How do you removed Silicones?  It depends if the silicones you are using are water soluable or not.  Not to scare you with basic chemistry, but basically, some silicones will disolve and wash away just with water in the shower.  Others, need sulfates of some kind to break them down.  You do not need to use super harsh clarifying shampoos, just ones that contain some kind of sulfate once a week (most drugstore shampoos unless they say "sulfate-free"--see my first post on sulfate free shampoos and second post involving sulfate-free shampoos). I have heard of apple cider vinegar rinses, baking soda, and other DIY methods for removing silicones once a week, but I find it faster and easier to just expose myself to sulfates once a week.  If you rather go completely chemical free, consider looking into those DIYs.

What are the different types of Silicones?  Different products have different amounts and types of silicones.  Depending on your hair type and condition, different levels and combinations might work better for your hair.  The below lists of silicones can help you find what you are looking for in a product.

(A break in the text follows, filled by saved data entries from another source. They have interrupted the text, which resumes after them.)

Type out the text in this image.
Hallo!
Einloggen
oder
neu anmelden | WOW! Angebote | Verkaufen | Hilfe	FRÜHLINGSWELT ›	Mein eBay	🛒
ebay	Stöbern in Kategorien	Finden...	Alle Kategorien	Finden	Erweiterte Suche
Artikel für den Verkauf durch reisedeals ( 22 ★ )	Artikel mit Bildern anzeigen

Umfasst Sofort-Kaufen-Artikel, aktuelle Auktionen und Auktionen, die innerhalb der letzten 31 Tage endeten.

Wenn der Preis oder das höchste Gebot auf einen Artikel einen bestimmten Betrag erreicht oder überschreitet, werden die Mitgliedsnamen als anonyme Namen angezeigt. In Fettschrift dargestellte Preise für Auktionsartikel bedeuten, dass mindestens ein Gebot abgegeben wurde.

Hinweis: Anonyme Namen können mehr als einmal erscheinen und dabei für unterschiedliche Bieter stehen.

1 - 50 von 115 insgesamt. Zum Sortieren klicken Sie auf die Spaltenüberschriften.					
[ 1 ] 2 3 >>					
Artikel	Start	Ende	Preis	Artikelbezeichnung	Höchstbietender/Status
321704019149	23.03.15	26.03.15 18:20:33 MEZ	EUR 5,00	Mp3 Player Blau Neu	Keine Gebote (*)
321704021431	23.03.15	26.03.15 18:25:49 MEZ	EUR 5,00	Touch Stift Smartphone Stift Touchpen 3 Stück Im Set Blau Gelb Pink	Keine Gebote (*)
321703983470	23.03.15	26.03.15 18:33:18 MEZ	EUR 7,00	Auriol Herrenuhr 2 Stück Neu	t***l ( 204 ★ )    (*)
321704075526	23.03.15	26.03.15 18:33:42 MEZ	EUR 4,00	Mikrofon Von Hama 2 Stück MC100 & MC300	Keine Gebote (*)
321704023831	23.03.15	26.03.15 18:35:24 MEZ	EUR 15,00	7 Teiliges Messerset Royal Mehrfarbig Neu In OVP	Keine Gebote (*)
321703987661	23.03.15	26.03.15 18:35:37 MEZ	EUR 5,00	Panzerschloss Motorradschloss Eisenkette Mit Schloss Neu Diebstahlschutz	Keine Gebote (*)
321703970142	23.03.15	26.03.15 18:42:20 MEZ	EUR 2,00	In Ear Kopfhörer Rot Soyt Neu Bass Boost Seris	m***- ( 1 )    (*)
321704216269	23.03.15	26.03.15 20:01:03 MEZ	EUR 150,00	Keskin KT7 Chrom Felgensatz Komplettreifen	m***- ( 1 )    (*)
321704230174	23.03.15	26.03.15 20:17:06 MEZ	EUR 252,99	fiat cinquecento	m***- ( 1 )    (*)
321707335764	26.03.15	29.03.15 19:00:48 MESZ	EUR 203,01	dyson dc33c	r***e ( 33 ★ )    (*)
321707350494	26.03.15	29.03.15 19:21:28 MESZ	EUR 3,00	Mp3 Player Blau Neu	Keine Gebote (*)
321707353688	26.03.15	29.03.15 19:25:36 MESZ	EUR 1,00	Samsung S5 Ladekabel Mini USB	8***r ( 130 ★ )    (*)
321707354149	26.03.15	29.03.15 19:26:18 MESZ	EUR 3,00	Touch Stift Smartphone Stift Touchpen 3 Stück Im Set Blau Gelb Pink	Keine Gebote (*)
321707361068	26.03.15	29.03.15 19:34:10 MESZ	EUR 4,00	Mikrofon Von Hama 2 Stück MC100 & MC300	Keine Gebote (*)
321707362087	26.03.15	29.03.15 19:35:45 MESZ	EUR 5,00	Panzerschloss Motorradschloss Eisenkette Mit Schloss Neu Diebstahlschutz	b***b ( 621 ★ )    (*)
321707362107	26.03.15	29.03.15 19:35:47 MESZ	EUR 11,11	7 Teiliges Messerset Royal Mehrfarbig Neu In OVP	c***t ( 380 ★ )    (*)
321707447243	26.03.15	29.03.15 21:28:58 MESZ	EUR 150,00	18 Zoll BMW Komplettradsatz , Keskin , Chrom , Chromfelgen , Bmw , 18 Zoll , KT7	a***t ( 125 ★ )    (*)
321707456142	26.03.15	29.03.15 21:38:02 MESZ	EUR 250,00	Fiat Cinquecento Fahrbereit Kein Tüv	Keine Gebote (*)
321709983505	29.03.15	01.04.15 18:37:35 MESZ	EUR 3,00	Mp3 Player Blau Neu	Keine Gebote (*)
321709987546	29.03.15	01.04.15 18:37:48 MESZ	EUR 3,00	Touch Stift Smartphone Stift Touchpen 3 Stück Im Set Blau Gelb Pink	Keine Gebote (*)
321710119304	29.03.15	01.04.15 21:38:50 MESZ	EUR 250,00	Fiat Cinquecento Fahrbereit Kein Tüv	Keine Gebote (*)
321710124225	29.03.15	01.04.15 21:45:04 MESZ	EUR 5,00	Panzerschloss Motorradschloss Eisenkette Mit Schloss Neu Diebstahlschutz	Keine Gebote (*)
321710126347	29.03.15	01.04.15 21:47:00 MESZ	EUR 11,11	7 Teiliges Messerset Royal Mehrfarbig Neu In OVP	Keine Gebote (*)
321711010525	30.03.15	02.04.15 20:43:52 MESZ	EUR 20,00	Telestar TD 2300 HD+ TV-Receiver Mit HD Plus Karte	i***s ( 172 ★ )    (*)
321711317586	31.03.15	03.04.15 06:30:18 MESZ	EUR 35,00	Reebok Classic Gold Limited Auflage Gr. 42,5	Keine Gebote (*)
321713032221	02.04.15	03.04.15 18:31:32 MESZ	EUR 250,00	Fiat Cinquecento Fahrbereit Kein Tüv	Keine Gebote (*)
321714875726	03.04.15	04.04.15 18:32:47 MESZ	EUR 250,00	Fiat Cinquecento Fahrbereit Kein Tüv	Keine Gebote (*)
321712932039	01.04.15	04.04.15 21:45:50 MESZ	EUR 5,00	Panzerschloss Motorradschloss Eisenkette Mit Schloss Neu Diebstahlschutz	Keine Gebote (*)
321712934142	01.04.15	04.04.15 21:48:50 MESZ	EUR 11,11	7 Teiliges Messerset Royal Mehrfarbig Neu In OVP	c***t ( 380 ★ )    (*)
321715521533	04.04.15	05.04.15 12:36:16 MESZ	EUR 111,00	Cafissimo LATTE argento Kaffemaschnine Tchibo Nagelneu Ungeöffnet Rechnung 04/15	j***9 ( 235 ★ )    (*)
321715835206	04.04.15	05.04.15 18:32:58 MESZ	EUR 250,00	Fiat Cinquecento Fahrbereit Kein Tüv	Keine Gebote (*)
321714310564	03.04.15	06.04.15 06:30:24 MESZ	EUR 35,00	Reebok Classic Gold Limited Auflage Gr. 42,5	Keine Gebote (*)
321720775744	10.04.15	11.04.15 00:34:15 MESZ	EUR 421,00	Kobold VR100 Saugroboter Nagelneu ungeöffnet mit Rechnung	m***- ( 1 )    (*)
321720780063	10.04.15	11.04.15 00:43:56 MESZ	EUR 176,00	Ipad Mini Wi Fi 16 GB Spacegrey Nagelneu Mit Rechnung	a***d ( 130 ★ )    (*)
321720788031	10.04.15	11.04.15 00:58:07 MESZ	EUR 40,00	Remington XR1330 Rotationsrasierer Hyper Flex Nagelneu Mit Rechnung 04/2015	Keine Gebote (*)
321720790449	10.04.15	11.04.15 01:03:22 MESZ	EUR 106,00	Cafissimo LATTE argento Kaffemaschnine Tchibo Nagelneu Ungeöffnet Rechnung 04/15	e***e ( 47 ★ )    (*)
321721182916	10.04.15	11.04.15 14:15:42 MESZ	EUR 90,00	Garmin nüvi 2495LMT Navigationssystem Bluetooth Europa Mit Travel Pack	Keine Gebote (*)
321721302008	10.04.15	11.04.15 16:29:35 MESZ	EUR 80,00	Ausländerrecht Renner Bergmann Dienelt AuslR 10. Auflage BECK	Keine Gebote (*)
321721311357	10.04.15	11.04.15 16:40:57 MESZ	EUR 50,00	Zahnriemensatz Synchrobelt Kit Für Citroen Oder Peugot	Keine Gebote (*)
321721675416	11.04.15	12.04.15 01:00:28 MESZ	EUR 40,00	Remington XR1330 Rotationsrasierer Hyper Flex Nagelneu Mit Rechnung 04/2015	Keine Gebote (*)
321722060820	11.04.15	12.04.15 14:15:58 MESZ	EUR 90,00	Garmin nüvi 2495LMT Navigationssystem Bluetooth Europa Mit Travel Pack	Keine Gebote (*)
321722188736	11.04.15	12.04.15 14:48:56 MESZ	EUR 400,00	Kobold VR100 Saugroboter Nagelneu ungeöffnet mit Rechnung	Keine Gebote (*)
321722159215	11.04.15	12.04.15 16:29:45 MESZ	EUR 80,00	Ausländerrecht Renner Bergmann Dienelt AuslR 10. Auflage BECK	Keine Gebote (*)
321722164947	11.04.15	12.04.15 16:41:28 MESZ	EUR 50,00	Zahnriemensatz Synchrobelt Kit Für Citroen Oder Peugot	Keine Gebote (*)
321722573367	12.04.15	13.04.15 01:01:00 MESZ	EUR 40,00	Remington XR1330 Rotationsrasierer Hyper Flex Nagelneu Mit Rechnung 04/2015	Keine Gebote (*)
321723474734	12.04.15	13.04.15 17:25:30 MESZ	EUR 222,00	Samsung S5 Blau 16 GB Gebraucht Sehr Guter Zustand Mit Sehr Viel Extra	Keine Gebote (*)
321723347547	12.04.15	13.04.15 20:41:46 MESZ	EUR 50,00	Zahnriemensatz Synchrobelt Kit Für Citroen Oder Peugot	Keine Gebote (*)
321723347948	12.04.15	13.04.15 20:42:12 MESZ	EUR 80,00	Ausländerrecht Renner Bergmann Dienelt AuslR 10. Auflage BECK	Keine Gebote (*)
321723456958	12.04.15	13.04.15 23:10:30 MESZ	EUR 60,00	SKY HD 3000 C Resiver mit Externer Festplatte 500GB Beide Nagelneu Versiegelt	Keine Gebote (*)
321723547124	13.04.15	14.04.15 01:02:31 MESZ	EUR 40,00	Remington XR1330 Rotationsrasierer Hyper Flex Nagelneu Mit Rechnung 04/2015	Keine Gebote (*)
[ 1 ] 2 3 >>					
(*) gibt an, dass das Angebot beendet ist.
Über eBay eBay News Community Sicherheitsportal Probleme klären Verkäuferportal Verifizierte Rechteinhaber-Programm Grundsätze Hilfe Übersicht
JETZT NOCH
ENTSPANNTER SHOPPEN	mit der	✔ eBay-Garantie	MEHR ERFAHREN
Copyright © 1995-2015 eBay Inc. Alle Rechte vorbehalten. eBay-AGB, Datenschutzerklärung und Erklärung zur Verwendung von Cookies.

These silicones need Sulfates to remove them and are likely to build up on your hair:

  1. Dimethicone (probably the most commonly seen are versions of Dimethicone)
  2. Cetyl Dimethicone
  3. Cetearyl Methicone
  4. Dimethiconol
  5. Stearyl Dimethicone
Also, there are some silicones that slow down the build-up process and mean you have to use a sulfate containing shampoo less often:
  1. Trimethylsilylamodimethicone
  2. Amodimethicone
  3. Cyclopentasiloxane
  4. Cyclomethicone
Lastly, there are a few totally water soluble silicones:
  1. Stearoxy Dimethicone 
  2. Behenoxy Dimethicone
  3. Also, if "PPG" or "PEG" is in front of the silicone, this means that it was specially developed to be water-soluble and will not leave a build-up like other silicones.
Final Gripe/Warning: Do NOT use pure oils as a heat protectant!  If your product has oils AND silicones, that is fine.  The silicone is protecting from heat while the oil is absorbed into your hair.  But a pure oil alone (like coconut, 100% argan, almond, etc..) will basically deep fry your hair.  Eek!  Think about it, would you stick your hair in a vat of oil heated to 450 degrees?!  I don't think you would.  That is essentially what using pure oil then flat ironing/curling your hair is.  Heat + Silicone is your friend!  That is the end of my public service announcement.  Deep fry your hair at your own risk.

 Shine & Sparkle! (without deep fried hair)


*Special shout out to CurlyNikki's Blog for compiling a lot (but not all) of the information seen in this post!